Electrocardiogram Signal Analysis With a Machine Learning Model Predicts the Presence of Pulmonary Embolism With Accuracy Dependent on Embolism Burden

Abstract

ObjectiveTo develop an artificial intelligence deep neural network (AI-DNN) algorithm to analyze 12-lead electrocardiogram (ECG) for detection of acute pulmonary embolism (PE) and PE categories. Patients and MethodsA cohort of patients seen between January 1, 1999, and December 31, 2020, from across the Mayo Clinic Enterprise with computed tomography pulmonary angiogram (CTPA) and ECG performed ±6 hours was identified. Natural language processing algorithms were applied to radiology reports to determine the diagnosis of acute PE, acute right ventricular strain pulmonary embolism (RVSPE), saddle pulmonary embolism (SADPE), or no PE. Diagnostic performance parameters of the AI-DNN reported were area under the receiver operating characteristics curve (AUROC), sensitivity, specificity, positive predictive value (PPV), and negative predictive value (NPV).
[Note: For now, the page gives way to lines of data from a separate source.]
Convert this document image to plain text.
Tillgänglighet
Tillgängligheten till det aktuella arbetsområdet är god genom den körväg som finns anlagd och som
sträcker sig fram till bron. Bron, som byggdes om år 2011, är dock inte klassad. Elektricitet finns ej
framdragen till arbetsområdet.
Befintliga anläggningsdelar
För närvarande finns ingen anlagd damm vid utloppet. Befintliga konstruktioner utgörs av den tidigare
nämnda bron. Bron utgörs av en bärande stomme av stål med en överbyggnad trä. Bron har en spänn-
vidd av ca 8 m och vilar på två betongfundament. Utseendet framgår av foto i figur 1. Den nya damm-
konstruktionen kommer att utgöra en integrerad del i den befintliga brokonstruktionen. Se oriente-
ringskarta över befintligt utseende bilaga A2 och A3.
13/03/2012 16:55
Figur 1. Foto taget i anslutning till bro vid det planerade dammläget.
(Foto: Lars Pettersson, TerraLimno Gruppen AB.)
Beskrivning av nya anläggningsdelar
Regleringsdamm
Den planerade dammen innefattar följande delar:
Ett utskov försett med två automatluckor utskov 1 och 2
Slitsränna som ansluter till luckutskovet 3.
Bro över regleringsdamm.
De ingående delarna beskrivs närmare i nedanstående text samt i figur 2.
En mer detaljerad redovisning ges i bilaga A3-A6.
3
ResultsA cohort of patients with CTPA report and ECG consisted of 79,894 patients including 7423 (9.3%) with acute PE, among whom 1138 patients had RVSPE or SADPE. Artificial intelligence deep neural network predicted acute PE with a modest accuracy of AUROC of 0.69 (95% CI, 0.68-0.71), sensitivity of 63.5%, specificity of 64.7%, PPV of 15.6%, and NPV of 94.5%. The AI-DNN prediction using the same algorithm for RVSPE or SADPE was higher (AUROC, 0.84; 95% CI, 0.81-0.86) with a sensitivity of 80.8%, specificity of 64.7.8%, PPV of 3.5%, and NPV of 99.5%. ConclusionAn AI-based analysis of 12-lead ECG shows modest detection power for acute PE in patients who underwent CTPA, with higher accuracy for high-risk PE. Moreover, with the high NPV, it has the clinical potential to exclude high-risk PE quickly and correctly.